Report Suggests Pandemic Underscored Importance of Sustainable Fisheries Management
Global demand for fish has reached an all-time high despite the economic and supply challenges posed by COVID-19.
This year, the world consumed enough fish for every man, woman, and child on the planet to have about 45 pounds each. At over 197 million tons total, this is the highest ever, according to the Food and Agriculture Organization of the United Nations.
Making this all the more remarkable, is that it occurred at a time when there was a 6.5% reduction in the world’s catch due to difficulty obtaining fishing supplies, restaurant closures, restrictions on global trade, and labor shortages due to COVID-19, according to FAO.
But if fish are going to continue to play a central role in global food and nutrition security, it is critical that governments support sustainable aquaculture development and engage in effective fisheries management.
In a new report, the State of World Fisheries and Aquaculture, the UN agency talks about the gains that were made in making commercial fishing more sustainable prior to the pandemic, and the stress the industry has been under since then.
The report suggests that total fish production will increase, worldwide, to about 204 tons annually by 2030, up 15% from 2018.
That growth is around half the increase recorded in the previous decade, and translates into an annual per capita fish food consumption forecast to reach 21.5 kilograms by 2030.
Qu Dongyu, director-general of the Food and Agriculture Organization, said in a blog post announcing the report’s release that there is growing evidence that while effective fisheries management results in robust rebuilding of fish stocks, failure to implement these measures threatens their contributions to food security and livelihoods.
According to the report, the underlying reasons for sustainability failures are complex and need tailored solutions.
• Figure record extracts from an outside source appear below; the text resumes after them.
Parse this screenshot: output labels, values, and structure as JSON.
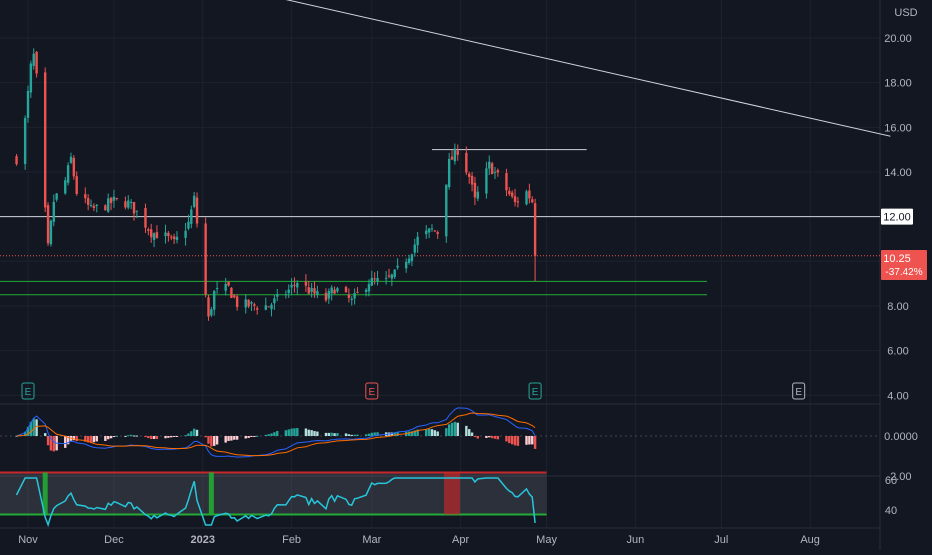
{
  "currency_label": "USD",
  "colors": {
    "background": "#131722",
    "up": "#26a69a",
    "down": "#ef5350",
    "axis_text": "#b2b5be",
    "grid": "#1e222d",
    "macd_line": "#2962ff",
    "signal_line": "#ff6d00",
    "rsi_line": "#26c6da",
    "green_box": "#22ab35",
    "red_box": "#c62828",
    "white_line": "#d1d4dc"
  },
  "last_price": {
    "value": "10.25",
    "change": "-37.42%"
  },
  "level_label": "12.00",
  "earnings_markers": [
    {
      "date": "2022-11-01",
      "label": "E",
      "color": "#26a69a"
    },
    {
      "date": "2023-03-01",
      "label": "E",
      "color": "#ef5350"
    },
    {
      "date": "2023-04-27",
      "label": "E",
      "color": "#26a69a"
    },
    {
      "date": "2023-07-28",
      "label": "E",
      "color": "#b2b5be"
    }
  ],
  "chart_data": {
    "type": "candlestick",
    "x_tick_labels": [
      "Nov",
      "Dec",
      "2023",
      "Feb",
      "Mar",
      "Apr",
      "May",
      "Jun",
      "Jul",
      "Aug"
    ],
    "price_axis": {
      "ticks": [
        "20.00",
        "18.00",
        "16.00",
        "14.00",
        "12.00",
        "10.00",
        "8.00",
        "6.00",
        "4.00"
      ],
      "ylim": [
        3.6,
        21.3
      ]
    },
    "horizontal_lines": [
      {
        "price": 12.0,
        "style": "white"
      },
      {
        "price": 15.0,
        "style": "white-short"
      },
      {
        "price": 9.1,
        "style": "green"
      },
      {
        "price": 8.5,
        "style": "green"
      },
      {
        "price": 10.25,
        "style": "red-dotted"
      }
    ],
    "trendline": [
      {
        "date": "2022-12-17",
        "price": 23.0
      },
      {
        "date": "2023-08-29",
        "price": 15.6
      }
    ],
    "anchor_closes": [
      [
        "2022-10-28",
        14.6
      ],
      [
        "2022-10-31",
        16.3
      ],
      [
        "2022-11-02",
        18.7
      ],
      [
        "2022-11-03",
        19.2
      ],
      [
        "2022-11-04",
        18.2
      ],
      [
        "2022-11-07",
        12.2
      ],
      [
        "2022-11-08",
        10.6
      ],
      [
        "2022-11-10",
        12.7
      ],
      [
        "2022-11-14",
        13.6
      ],
      [
        "2022-11-16",
        14.6
      ],
      [
        "2022-11-18",
        13.1
      ],
      [
        "2022-11-23",
        12.3
      ],
      [
        "2022-11-28",
        12.5
      ],
      [
        "2022-12-01",
        12.7
      ],
      [
        "2022-12-06",
        12.6
      ],
      [
        "2022-12-09",
        12.2
      ],
      [
        "2022-12-14",
        11.3
      ],
      [
        "2022-12-19",
        11.1
      ],
      [
        "2022-12-22",
        10.8
      ],
      [
        "2022-12-27",
        11.7
      ],
      [
        "2022-12-29",
        12.8
      ],
      [
        "2023-01-03",
        7.4
      ],
      [
        "2023-01-05",
        8.6
      ],
      [
        "2023-01-10",
        8.8
      ],
      [
        "2023-01-13",
        8.1
      ],
      [
        "2023-01-19",
        8.0
      ],
      [
        "2023-01-24",
        8.0
      ],
      [
        "2023-01-27",
        8.3
      ],
      [
        "2023-01-31",
        8.7
      ],
      [
        "2023-02-03",
        9.1
      ],
      [
        "2023-02-08",
        8.6
      ],
      [
        "2023-02-13",
        8.3
      ],
      [
        "2023-02-16",
        8.8
      ],
      [
        "2023-02-22",
        8.2
      ],
      [
        "2023-02-28",
        9.1
      ],
      [
        "2023-03-06",
        9.1
      ],
      [
        "2023-03-09",
        9.4
      ],
      [
        "2023-03-14",
        10.3
      ],
      [
        "2023-03-17",
        11.0
      ],
      [
        "2023-03-22",
        11.4
      ],
      [
        "2023-03-24",
        11.3
      ],
      [
        "2023-03-28",
        14.4
      ],
      [
        "2023-03-31",
        15.0
      ],
      [
        "2023-04-04",
        13.8
      ],
      [
        "2023-04-06",
        12.7
      ],
      [
        "2023-04-11",
        14.3
      ],
      [
        "2023-04-14",
        13.8
      ],
      [
        "2023-04-18",
        13.0
      ],
      [
        "2023-04-20",
        12.6
      ],
      [
        "2023-04-24",
        13.1
      ],
      [
        "2023-04-26",
        12.7
      ],
      [
        "2023-04-27",
        10.25
      ]
    ],
    "macd_axis": {
      "ticks": [
        "0.0000",
        "-2.00"
      ]
    },
    "rsi_axis": {
      "ticks": [
        "60",
        "40"
      ],
      "band_high": 65,
      "band_low": 37
    },
    "rsi_highlights": [
      {
        "date": "2022-11-07",
        "color": "green"
      },
      {
        "date": "2023-01-04",
        "color": "green"
      },
      {
        "date": "2023-03-29",
        "color": "red"
      }
    ]
  }
}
But Dongyu emphasized that sustainable fishing must play a more central role in food security and nutrition strategies at all levels.
As it stands now, sustainability trends for many major species are improving.
Catches of all kinds of tuna reached their highest level, about 7.9 million tons in 2018, the report said, and two thirds of these stocks are now fished at biologically sustainable levels.
“The improvement, the fruit of contributions from many stakeholders, attest to the importance of active management to reach and maintain biological sustainability, and serves to underscore how urgently we must replicate such approaches in fisheries and regions where management systems are in poor shape,” said Manuel Barange, director of the FAO Fisheries and Aquaculture Department.
“Not surprisingly, we notice that sustainability is particularly difficult in places where hunger, poverty and conflict exist, but there is no alternative to sustainable solutions,” Barange added.
The FAO report is based on information gathered before the onset of the coronavirus crisis but it is already helping FAO the organization respond with technical solutions and targeted interventions for fisheries and agriculture.
Global fishing activity may have declined by around 6.5% as a result of restrictions and labor shortages due to the coronavirus pandemic, according to an addendum to the report.
The disruption of international transport has impacted aquaculture production for export, while greatly reduced tourism and restaurant closures have dramatically impacted distribution channels for many fish types, although retail sales have remained stable or increased for frozen, canned, marinated and smoked fish with a longer shelf life.
In parts of the Mediterranean and the Black Sea, more than 90% of small-scale fishers have been forced to stop due to an inability to sell their catches, often exacerbated by falling prices.
Despite the past few month’s disruption, aquaculture’s expansion will continue, although at a slower rate, and farmed fish will contribute to a growing share of consumption and trade over the next decade, the report said.
The report notes that the significant dietary values of fish has galvanized the importance of aquaculture development.
This in turn will lead to strategies to help it intensify production sustainably using innovative techniques in the areas of feeds, genetic selection, biosecurity and business developments, the report said.